How can this tendency be overcome? I
confess I don’t have all the answers but here are some of the things I am finding
helpful at the moment to counteract it.
First, I’m trying to stay close to Christ
every day. He is the centre of my existence – not sermon preparation or any
other task. I begin the day with him, walk through it with him, and try to end
it with him. That keeps what I’m doing in perspective. Every task is part of my
service for him and is done in complete dependence upon him. Individual
activities don’t have a life of their own – they are all subordinate to Christ
– and consequently lose their power to dominate me.

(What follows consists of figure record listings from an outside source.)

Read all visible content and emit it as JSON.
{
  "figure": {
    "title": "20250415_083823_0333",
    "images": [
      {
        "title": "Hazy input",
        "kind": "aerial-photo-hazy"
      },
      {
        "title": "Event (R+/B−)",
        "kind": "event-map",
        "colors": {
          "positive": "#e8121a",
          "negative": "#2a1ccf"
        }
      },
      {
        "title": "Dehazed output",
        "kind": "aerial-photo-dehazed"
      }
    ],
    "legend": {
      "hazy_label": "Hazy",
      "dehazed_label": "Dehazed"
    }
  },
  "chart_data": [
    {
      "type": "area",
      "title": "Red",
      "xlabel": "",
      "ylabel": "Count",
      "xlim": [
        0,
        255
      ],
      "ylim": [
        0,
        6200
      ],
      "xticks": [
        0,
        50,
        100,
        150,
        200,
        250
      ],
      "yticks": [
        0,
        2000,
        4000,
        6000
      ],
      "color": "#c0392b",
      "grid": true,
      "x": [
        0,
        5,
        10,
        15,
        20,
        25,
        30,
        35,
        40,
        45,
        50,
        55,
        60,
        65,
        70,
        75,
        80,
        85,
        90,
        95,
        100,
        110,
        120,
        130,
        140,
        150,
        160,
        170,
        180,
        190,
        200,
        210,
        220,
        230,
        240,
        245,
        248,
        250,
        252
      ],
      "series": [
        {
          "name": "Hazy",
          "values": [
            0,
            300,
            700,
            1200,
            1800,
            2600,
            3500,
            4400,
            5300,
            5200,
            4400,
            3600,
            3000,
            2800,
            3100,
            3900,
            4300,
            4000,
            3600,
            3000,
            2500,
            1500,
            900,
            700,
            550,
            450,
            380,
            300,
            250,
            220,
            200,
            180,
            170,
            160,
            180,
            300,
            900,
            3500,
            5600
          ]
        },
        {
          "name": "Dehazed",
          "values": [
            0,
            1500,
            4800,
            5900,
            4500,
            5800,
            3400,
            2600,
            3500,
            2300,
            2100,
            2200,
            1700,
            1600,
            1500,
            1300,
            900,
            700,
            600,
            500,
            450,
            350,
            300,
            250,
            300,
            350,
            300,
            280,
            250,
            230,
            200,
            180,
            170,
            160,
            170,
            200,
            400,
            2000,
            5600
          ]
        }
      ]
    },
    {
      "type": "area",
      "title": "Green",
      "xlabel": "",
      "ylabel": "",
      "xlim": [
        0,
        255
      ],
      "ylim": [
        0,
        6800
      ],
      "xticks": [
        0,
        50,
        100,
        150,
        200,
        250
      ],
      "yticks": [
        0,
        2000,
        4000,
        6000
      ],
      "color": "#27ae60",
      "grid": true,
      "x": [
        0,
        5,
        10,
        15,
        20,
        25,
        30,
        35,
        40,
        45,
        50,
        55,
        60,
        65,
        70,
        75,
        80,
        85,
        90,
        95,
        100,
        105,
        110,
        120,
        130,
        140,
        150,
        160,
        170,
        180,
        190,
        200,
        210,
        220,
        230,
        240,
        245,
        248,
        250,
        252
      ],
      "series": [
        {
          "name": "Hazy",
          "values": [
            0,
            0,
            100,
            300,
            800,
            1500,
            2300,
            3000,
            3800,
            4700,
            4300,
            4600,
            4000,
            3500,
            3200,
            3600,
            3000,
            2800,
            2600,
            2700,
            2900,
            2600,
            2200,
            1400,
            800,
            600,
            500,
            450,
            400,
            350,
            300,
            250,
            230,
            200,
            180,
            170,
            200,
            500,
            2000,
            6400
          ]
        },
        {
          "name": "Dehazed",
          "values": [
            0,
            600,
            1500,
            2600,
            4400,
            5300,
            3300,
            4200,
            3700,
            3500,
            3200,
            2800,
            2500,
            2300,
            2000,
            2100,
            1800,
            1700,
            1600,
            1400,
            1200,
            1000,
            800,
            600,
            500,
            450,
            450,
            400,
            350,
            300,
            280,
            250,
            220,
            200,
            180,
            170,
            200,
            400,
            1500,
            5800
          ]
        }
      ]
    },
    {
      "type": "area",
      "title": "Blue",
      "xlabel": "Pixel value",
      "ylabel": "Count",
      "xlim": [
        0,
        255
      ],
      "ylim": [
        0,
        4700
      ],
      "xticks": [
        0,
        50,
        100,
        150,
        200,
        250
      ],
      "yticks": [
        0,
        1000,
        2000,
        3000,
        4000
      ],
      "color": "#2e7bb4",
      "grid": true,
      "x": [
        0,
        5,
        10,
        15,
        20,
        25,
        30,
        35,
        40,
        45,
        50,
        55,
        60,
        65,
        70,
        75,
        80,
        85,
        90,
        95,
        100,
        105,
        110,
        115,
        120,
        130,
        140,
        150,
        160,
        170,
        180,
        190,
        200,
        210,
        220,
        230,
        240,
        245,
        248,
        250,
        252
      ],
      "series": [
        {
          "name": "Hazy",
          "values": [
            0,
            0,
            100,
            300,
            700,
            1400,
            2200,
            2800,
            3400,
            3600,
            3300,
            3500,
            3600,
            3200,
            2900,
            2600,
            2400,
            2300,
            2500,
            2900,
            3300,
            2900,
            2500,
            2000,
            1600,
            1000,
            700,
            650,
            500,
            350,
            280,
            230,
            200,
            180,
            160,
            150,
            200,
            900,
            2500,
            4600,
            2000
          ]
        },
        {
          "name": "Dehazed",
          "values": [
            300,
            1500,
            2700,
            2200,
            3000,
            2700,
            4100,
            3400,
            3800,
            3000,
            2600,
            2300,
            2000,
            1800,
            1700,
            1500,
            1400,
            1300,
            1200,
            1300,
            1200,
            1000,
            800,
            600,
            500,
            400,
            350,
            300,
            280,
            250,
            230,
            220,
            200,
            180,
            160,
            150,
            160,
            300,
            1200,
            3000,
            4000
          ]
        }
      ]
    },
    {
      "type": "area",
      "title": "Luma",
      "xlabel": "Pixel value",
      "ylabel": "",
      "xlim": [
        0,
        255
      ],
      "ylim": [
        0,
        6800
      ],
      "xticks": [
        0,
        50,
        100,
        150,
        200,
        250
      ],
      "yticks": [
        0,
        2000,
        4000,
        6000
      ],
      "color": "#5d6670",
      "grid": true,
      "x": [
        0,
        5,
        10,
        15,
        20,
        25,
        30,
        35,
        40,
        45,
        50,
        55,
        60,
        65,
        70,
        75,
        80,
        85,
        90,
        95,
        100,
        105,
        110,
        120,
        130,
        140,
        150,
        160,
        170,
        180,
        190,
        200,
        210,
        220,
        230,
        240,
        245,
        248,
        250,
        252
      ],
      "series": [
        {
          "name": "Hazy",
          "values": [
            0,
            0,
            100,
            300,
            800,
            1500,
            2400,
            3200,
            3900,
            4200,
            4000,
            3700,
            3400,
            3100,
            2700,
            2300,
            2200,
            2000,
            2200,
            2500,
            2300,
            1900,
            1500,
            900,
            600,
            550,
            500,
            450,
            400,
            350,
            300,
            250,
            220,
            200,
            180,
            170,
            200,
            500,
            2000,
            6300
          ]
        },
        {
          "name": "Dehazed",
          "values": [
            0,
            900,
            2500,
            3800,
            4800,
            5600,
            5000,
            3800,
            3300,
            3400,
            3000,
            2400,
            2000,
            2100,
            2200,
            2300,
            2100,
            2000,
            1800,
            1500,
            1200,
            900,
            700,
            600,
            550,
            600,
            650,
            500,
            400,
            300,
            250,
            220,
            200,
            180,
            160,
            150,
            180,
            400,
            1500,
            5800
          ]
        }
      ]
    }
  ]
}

Second, I’m deliberately reminding myself
each day of the vision that I believe the Lord wants us to pursue in the church
– in our case, the goal of becoming fully devoted followers of Christ. Keeping
that target or calling always before me is helping me keep everything in its
place.
Then thirdly, I’m making a point of
connecting every activity very specifically with this larger vision. Each feeds
into it in some way. For example, when it comes to preparing a message for
Sunday worship services, or for a mid-week Bible study, I’m asking myself, “How
does this serve the larger purpose of helping people become fully devoted
followers of Jesus?” That way, everything has an inbuilt orientation toward
what we are called to be doing.
Then finally, I’m making my weakness –
this tendency to over-absorption and loss of balance – known to others. My wife
has known about it for years – and has suffered most from it! She is my main
helper, but I’ve enlisted others as well. I want the congregation as a whole to
know that I struggle at this point so that they can watch over me and encourage
me when I’m about to topple. I want them to help me stay “up the tree” so I
don’t lose sight of the big picture in particular activities.